Ассоциация кинопроизводителей закручивала гайки планомерно, но всё же недостаточно быстро, чтобы перекрыть поток жалобщиков, требовавших введения ещё большей цензуры. С 1 июля 1934 года без специальной заставки-сертификата с упоминанием о том, что «картина одобрена Администрацией производственного кодекса» (АПК), уже не мог выйти в прокат ни один фильм. Иностранные же ленты, не соответствовавшие положениям Кодекса, просто конфисковывались Таможенным департаментом США. Нарушителей за несанкционированный показ ожидал крупный штраф. Даже в контракты кинозвёзд были включены пункты, позволяющие киностудиям увольнять их с проектов за скандальное поведение в частной жизни. Например, после того, как Ингрид Бергман ушла от мужа к итальянскому режиссёру Роберто Росселлини, она долго ещё не могла найти работу в Голливуде.

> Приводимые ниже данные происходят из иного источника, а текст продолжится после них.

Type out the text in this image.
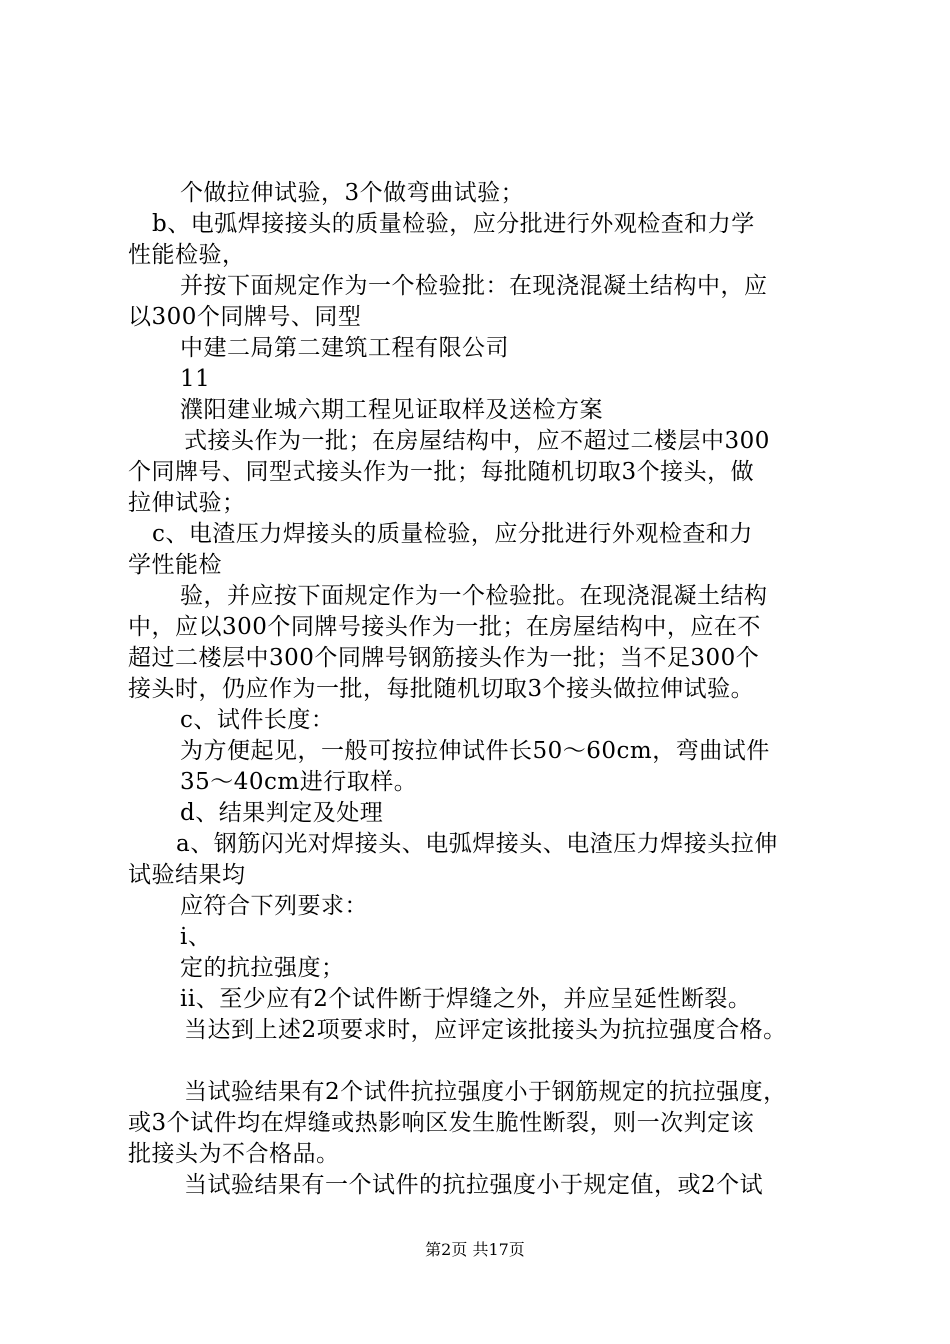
个做拉伸试验，3个做弯曲试验；
b、电弧焊接接头的质量检验，应分批进行外观检查和力学
性能检验，
并按下面规定作为一个检验批：在现浇混凝土结构中，应
以300个同牌号、同型
中建二局第二建筑工程有限公司
11
濮阳建业城六期工程见证取样及送检方案
式接头作为一批；在房屋结构中，应不超过二楼层中300
个同牌号、同型式接头作为一批；每批随机切取3个接头，做
拉伸试验；
c、电渣压力焊接头的质量检验，应分批进行外观检查和力
学性能检
验，并应按下面规定作为一个检验批。在现浇混凝土结构
中，应以300个同牌号接头作为一批；在房屋结构中，应在不
超过二楼层中300个同牌号钢筋接头作为一批；当不足300个
接头时，仍应作为一批，每批随机切取3个接头做拉伸试验。
c、试件长度：
为方便起见，一般可按拉伸试件长50～60cm，弯曲试件
35～40cm进行取样。
d、结果判定及处理
a、钢筋闪光对焊接头、电弧焊接头、电渣压力焊接头拉伸
试验结果均
应符合下列要求：
i、
定的抗拉强度；
ii、至少应有2个试件断于焊缝之外，并应呈延性断裂。
当达到上述2项要求时，应评定该批接头为抗拉强度合格。
当试验结果有2个试件抗拉强度小于钢筋规定的抗拉强度，
或3个试件均在焊缝或热影响区发生脆性断裂，则一次判定该
批接头为不合格品。
当试验结果有一个试件的抗拉强度小于规定值，或2个试
第2页 共17页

Сегодня многие просто не поймут, что такого скандального цензура могла найти в фильмах, впоследствии ставших классикой кино? Но Кодекс оперировал не художественной ценностью фильма, а лишь степенью отклонения ленты от норм, установленных Хейсом. Например, легендарная «Касабланка» (1942) считалась неприличной, потому что там показывалась любовь вне брака. Цензура посчитала недопустимой фразу Ретта Батлера «Если честно, моя дорогая, мне наплевать», но заставить авторов «Унесённых ветром» (1939) купировать её так и не смогла, хотя в результате претензий создатели фильма расплатились за брошенный обществу вызов пятитысячным штрафом.

Как и хотели изначально авторы Кодекса, инакомыслие стало подавляться в зародыше. Теперь уже «спорные сцены» даже не добирались до стадии съёмок. На съёмочных площадках крутились дамы из АПК, измерявшие длину юбок и контролировавшие размеры бюстов – не слишком ли первые коротки, а вторые вызывающи.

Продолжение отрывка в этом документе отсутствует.